When I last posted to this blog, I was living my own teacher dream. I was working in the district I had sought-out the moment I graduated college. I was blissfully designing my own daily schedule and my own daily instruction from scratch. Very few textbooks or mandates clouded my dream, and I felt a lot like a chef, “cooking up” fun and engaging lessons and activities for my students. I lived the promise I had made when they hired me – I was the person who came in early and stayed up late and showed up on the weekends because I loved doing this job and having this freedom to do it the way I wanted to.
I was one of quite a few teachers in my district (after all, they had “raised” me into the teacher I was) who could practically hiss and spit when the dreaded “P” word was spoken….p-r-0-g-r-a-m. We were always a little paranoid, and would speak in hushed whispers about our fears that someone above was going to try to push a program on us. We knew we were lucky to have the freedom and flexibility to be so creative with our work, and very few other schools operate this way. It was what drew most of us to the district in the first place, and we had become fiercely loyal to our way of doing business.
For a long time, our paranoia was just paranoia, but eventually, the reality was upon us. We were asked to review some sample materials for reading instruction. Thankfully, one of the products that was provided was the Units of Study for Teaching Reading. Many of us fierce, passionate, creative teachers had been using reading and writing workshop for years. We had read the professional books, gone to the Saturday reunions at Teachers College, and sought out workshops when they were available. The Units of Study product was based in the philosophy that we were already using, so if we had to spend our precious budget dollars on something other than children’s literature, THAT was what we wanted to spend them on!
When I was one of the teachers clawing and biting because the “P” word had been used, a colleague made a comment that stuck with me. I had shared a Facebook meme (originally from John Spencer’s blog) that read, “Telling a Teacher to Use a Boxed Curriculum is Like Forcing a Chef to Cook Hamburger Helper.” This represented exactly how I felt about “programs” and everything I loved about teaching. However, this colleague’s response was, “Yes, but sometimes Hamburger Helper is what you need to get started…” I remembered her words when it was time to bring the Units of Study reading materials into our school. One of the reasons our reading and writing workshop program wasn’t as robust as it had been was because we had quite a few new teachers join us and other teachers change grade levels. There wasn’t any common training, materials, or expectations, and everybody was trying to do the best they could with the situation they were in. As a young teacher with no children, no health or family issues, an overabundance of enthusiasm, and a reading specialist degree that led me to a lot more training in this area than my peers, I had the special knowledge and time on my hands to do this kind of work from scratch day in and day out. But not every teacher is in the same situation as me. The Units of Study were the common ground we needed for each teacher to build something great in their own classroom.
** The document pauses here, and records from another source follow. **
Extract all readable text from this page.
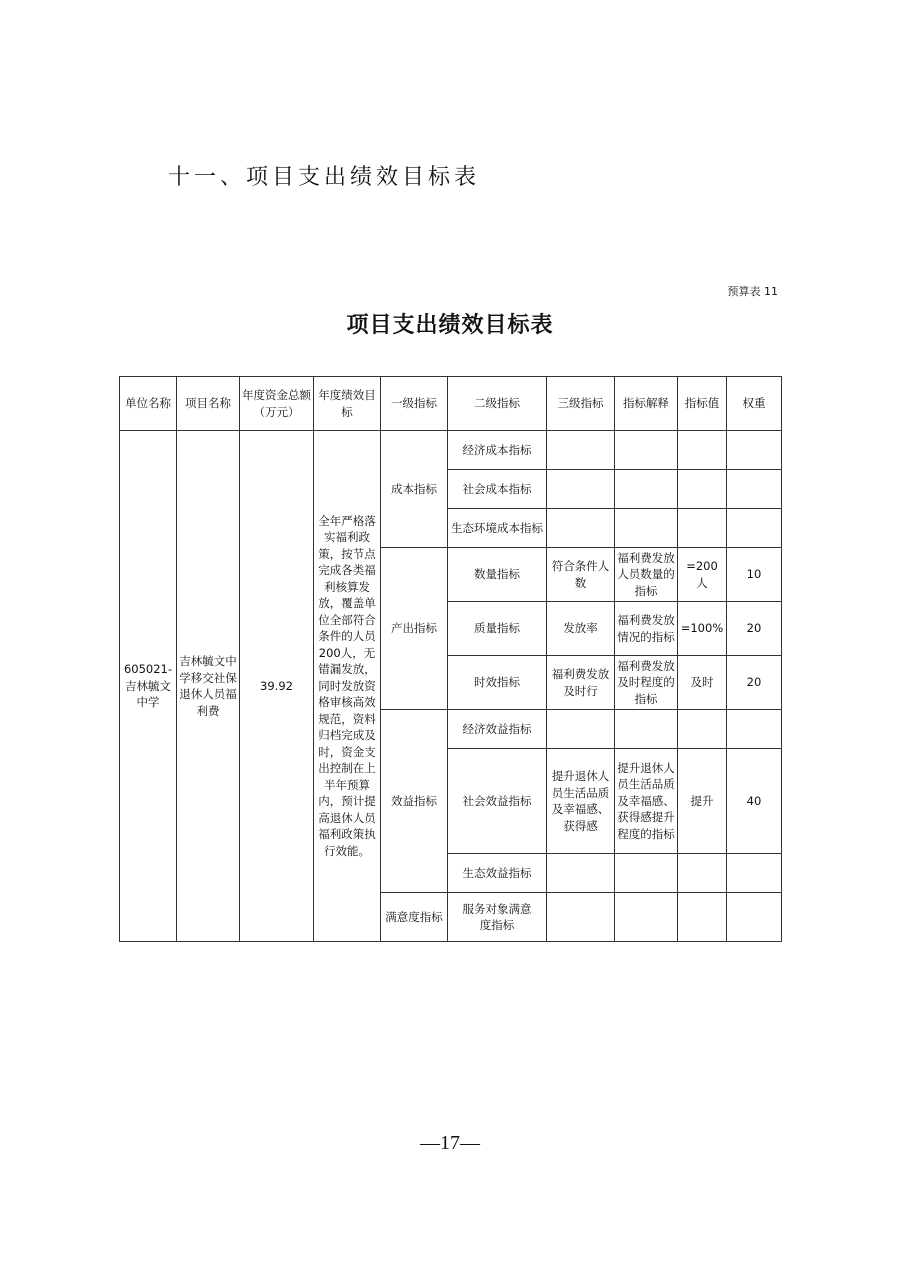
十一、项目支出绩效目标表
预算表 11
项目支出绩效目标表
单位名称	项目名称	年度资金总额（万元）	年度绩效目标	一级指标	二级指标	三级指标	指标解释	指标值	权重
605021-吉林毓文中学	吉林毓文中学移交社保退休人员福利费	39.92	全年严格落实福利政策，按节点完成各类福利核算发放，覆盖单位全部符合条件的人员200人，无错漏发放，同时发放资格审核高效规范，资料归档完成及时，资金支出控制在上半年预算内，预计提高退休人员福利政策执行效能。	成本指标	经济成本指标				
					社会成本指标				
					生态环境成本指标				
				产出指标	数量指标	符合条件人数	福利费发放人员数量的指标	=200 人	10
					质量指标	发放率	福利费发放情况的指标	=100%	20
					时效指标	福利费发放及时行	福利费发放及时程度的指标	及时	20
				效益指标	经济效益指标				
					社会效益指标	提升退休人员生活品质及幸福感、获得感	提升退休人员生活品质及幸福感、获得感提升程度的指标	提升	40
					生态效益指标				
				满意度指标	服务对象满意度指标				
—17—
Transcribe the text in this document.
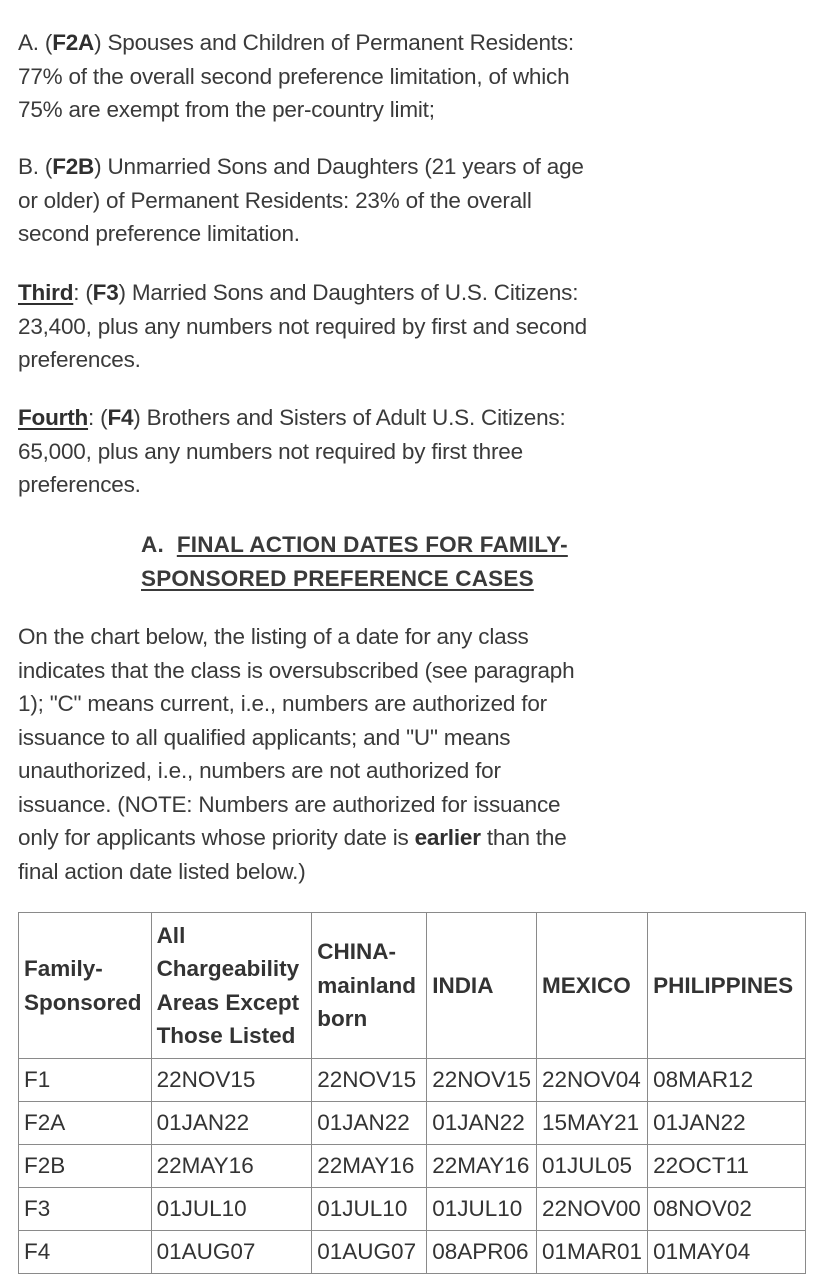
A. (F2A) Spouses and Children of Permanent Residents: 77% of the overall second preference limitation, of which 75% are exempt from the per-country limit;

B. (F2B) Unmarried Sons and Daughters (21 years of age or older) of Permanent Residents: 23% of the overall second preference limitation.

Third: (F3) Married Sons and Daughters of U.S. Citizens: 23,400, plus any numbers not required by first and second preferences.

Fourth: (F4) Brothers and Sisters of Adult U.S. Citizens: 65,000, plus any numbers not required by first three preferences.

A. FINAL ACTION DATES FOR FAMILY-SPONSORED PREFERENCE CASES

On the chart below, the listing of a date for any class indicates that the class is oversubscribed (see paragraph 1); "C" means current, i.e., numbers are authorized for issuance to all qualified applicants; and "U" means unauthorized, i.e., numbers are not authorized for issuance. (NOTE: Numbers are authorized for issuance only for applicants whose priority date is earlier than the final action date listed below.)

Family-Sponsored	All Chargeability Areas Except Those Listed	CHINA-mainland born	INDIA	MEXICO	PHILIPPINES
F1	22NOV15	22NOV15	22NOV15	22NOV04	08MAR12
F2A	01JAN22	01JAN22	01JAN22	15MAY21	01JAN22
F2B	22MAY16	22MAY16	22MAY16	01JUL05	22OCT11
F3	01JUL10	01JUL10	01JUL10	22NOV00	08NOV02
F4	01AUG07	01AUG07	08APR06	01MAR01	01MAY04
Lucy Calkins said it herself in the Guide to the Readers Workshop that comes with each grade level’s Units of Study kit. It’s just “professional development in a box.” It’s not a program. It’s not a script. It’s a way for teachers to learn the philosophy I’ve always subscribed to, build a school-wide curriculum based on that philosophy, and “cook up” a class full of readers. There are many different ways to whip up an outstanding chocolate cake, and each chef will make it differently based on his/her specific talents and preferences. But in the end, there are a few key ingredients and steps to the process that have to be present in that recipe. Likewise, there are a few key ingredients and steps to the process that we can all benefit from learning in order to grow a generation of readers.